Arbitrum Foundation addresses FUD including AIP-1 effectiveness in long Twitter thread
The Foundation addresses some of the central points raised by The DAO during the launch of its decentralized governance plan. On concerns that the Arbitration Reform Proposal (AIP-1) is too broad, Arbitrum wishes to heed the advice of the DAO. According to the governance platform of the protocol, it will split the AIP into smaller parts. Completing the split will allow the community to discuss and vote on the various subdivisions. In further efforts to reduce FUD, the Arbitrum Foundation also clarified that AIP-1 failed to properly articulate its governance plan. As the Foundation put it:
“One of the mistakes in drafting AIP-1 was the failure to note at the outset that the proposal was intended to serve as a ratification of the initial setup of both the Arbitrum DAO and the Foundation that was created to serve the DAO. Is.”
Arbitrum also stated that AIP-1 was planned to communicate community decisions that had already been made.
Although the Arbitrum Foundation’s ratification ends today, the outcome of the token decision-making process already appears to be set in stone. As it stands, 70% of the community has voted against the proposal.

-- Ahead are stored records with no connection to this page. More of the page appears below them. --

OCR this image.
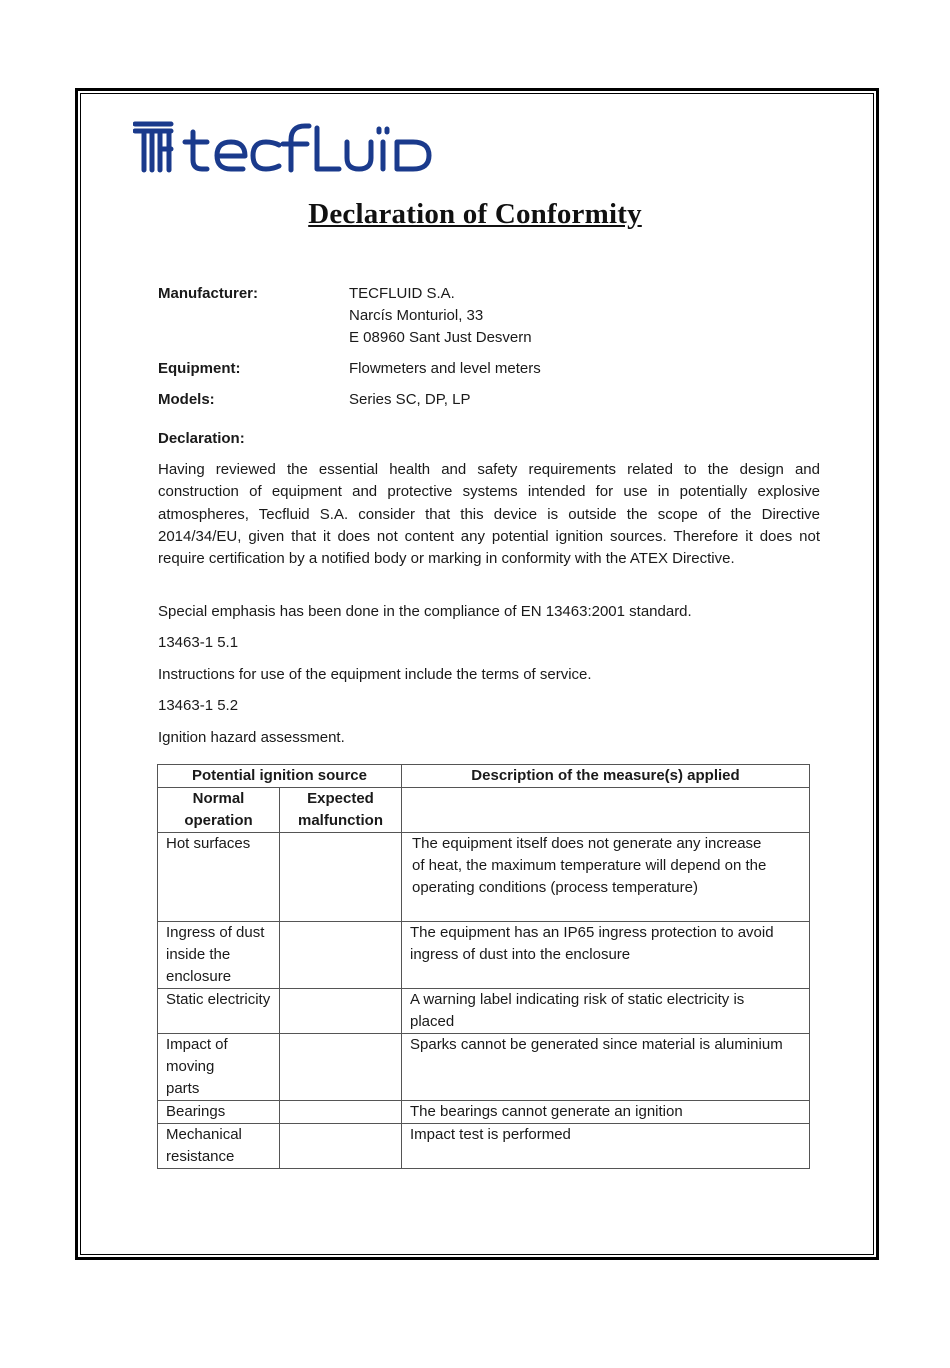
Declaration of Conformity
Manufacturer:	TECFLUID S.A.
Narcís Monturiol, 33
E 08960 Sant Just Desvern
Equipment:	Flowmeters and level meters
Models:	Series SC, DP, LP
Declaration:
Having reviewed the essential health and safety requirements related to the design and construction of equipment and protective systems intended for use in potentially explosive atmospheres, Tecfluid S.A. consider that this device is outside the scope of the Directive 2014/34/EU, given that it does not content any potential ignition sources. Therefore it does not require certification by a notified body or marking in conformity with the ATEX Directive.
Special emphasis has been done in the compliance of EN 13463:2001 standard.
13463-1 5.1
Instructions for use of the equipment include the terms of service.
13463-1 5.2
Ignition hazard assessment.
Potential ignition source		Description of the measure(s) applied
Normal operation	Expected malfunction	
Hot surfaces		The equipment itself does not generate any increase of heat, the maximum temperature will depend on the operating conditions (process temperature)
Ingress of dust inside the enclosure		The equipment has an IP65 ingress protection to avoid ingress of dust into the enclosure
Static electricity		A warning label indicating risk of static electricity is placed
Impact of moving parts		Sparks cannot be generated since material is aluminium
Bearings		The bearings cannot generate an ignition
Mechanical resistance		Impact test is performed
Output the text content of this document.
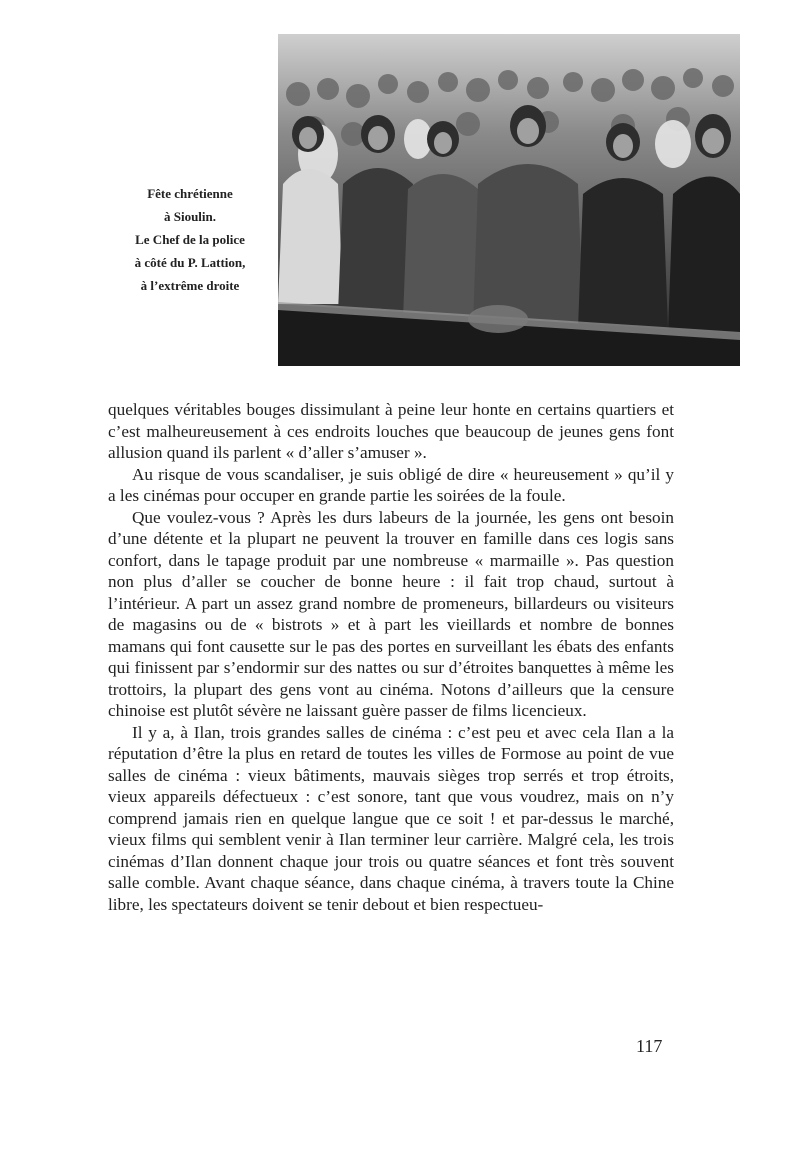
Fête chrétienne
à Sioulin.
Le Chef de la police
à côté du P. Lattion,
à l’extrême droite

quelques véritables bouges dissimulant à peine leur honte en certains quartiers et c’est malheureusement à ces endroits louches que beaucoup de jeunes gens font allusion quand ils parlent « d’aller s’amuser ».

Au risque de vous scandaliser, je suis obligé de dire « heureusement » qu’il y a les cinémas pour occuper en grande partie les soirées de la foule.

Que voulez-vous ? Après les durs labeurs de la journée, les gens ont besoin d’une détente et la plupart ne peuvent la trouver en famille dans ces logis sans confort, dans le tapage produit par une nombreuse « marmaille ». Pas question non plus d’aller se coucher de bonne heure : il fait trop chaud, surtout à l’intérieur. A part un assez grand nombre de promeneurs, billardeurs ou visiteurs de magasins ou de « bistrots » et à part les vieillards et nombre de bonnes mamans qui font causette sur le pas des portes en surveillant les ébats des enfants qui finissent par s’endormir sur des nattes ou sur d’étroites banquettes à même les trottoirs, la plupart des gens vont au cinéma. Notons d’ailleurs que la censure chinoise est plutôt sévère ne laissant guère passer de films licencieux.

Il y a, à Ilan, trois grandes salles de cinéma : c’est peu et avec cela Ilan a la réputation d’être la plus en retard de toutes les villes de Formose au point de vue salles de cinéma : vieux bâtiments, mauvais sièges trop serrés et trop étroits, vieux appareils défectueux : c’est sonore, tant que vous voudrez, mais on n’y comprend jamais rien en quelque langue que ce soit ! et par-dessus le marché, vieux films qui semblent venir à Ilan terminer leur carrière. Malgré cela, les trois cinémas d’Ilan donnent chaque jour trois ou quatre séances et font très souvent salle comble. Avant chaque séance, dans chaque cinéma, à travers toute la Chine libre, les spectateurs doivent se tenir debout et bien respectueu-

117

On the lessons learned and concerted efforts towards further improvement, Arbitrum said:
“We believe that having a strong foundation working in service of The DAO is critical to the success of Arbitrum. We could have better communicated this clearly, and took this opportunity to position Arbitrum as the most community-focused Will continue to develop as L2.
Other central points addressed include the 7.5% total ARB token supply being sent to the Foundation becoming more accountable. According to Arbitrum, these staked tokens will have a vesting period of 4 years and cannot be used for voting.
Arbitrage (ARB)
The ARB token changed hands at $1.22 as of press time after sliding nearly 11% over the past 24 hours. On March 23, the protocol’s Native Governance Token airdrop took place, allowing a large number of users and DAOs to claim ARB.
Arbitrum’s network constitutes 65% EthereumLayer 2 market share.
Tolu is a cryptocurrency and blockchain enthusiast based in Lagos. He likes to strip crypto stories down to the basics so that anyone anywhere can understand without a lot of background knowledge. When he is not delving deep into crypto stories, Tolu enjoys music, loves to sing and is an avid movie lover.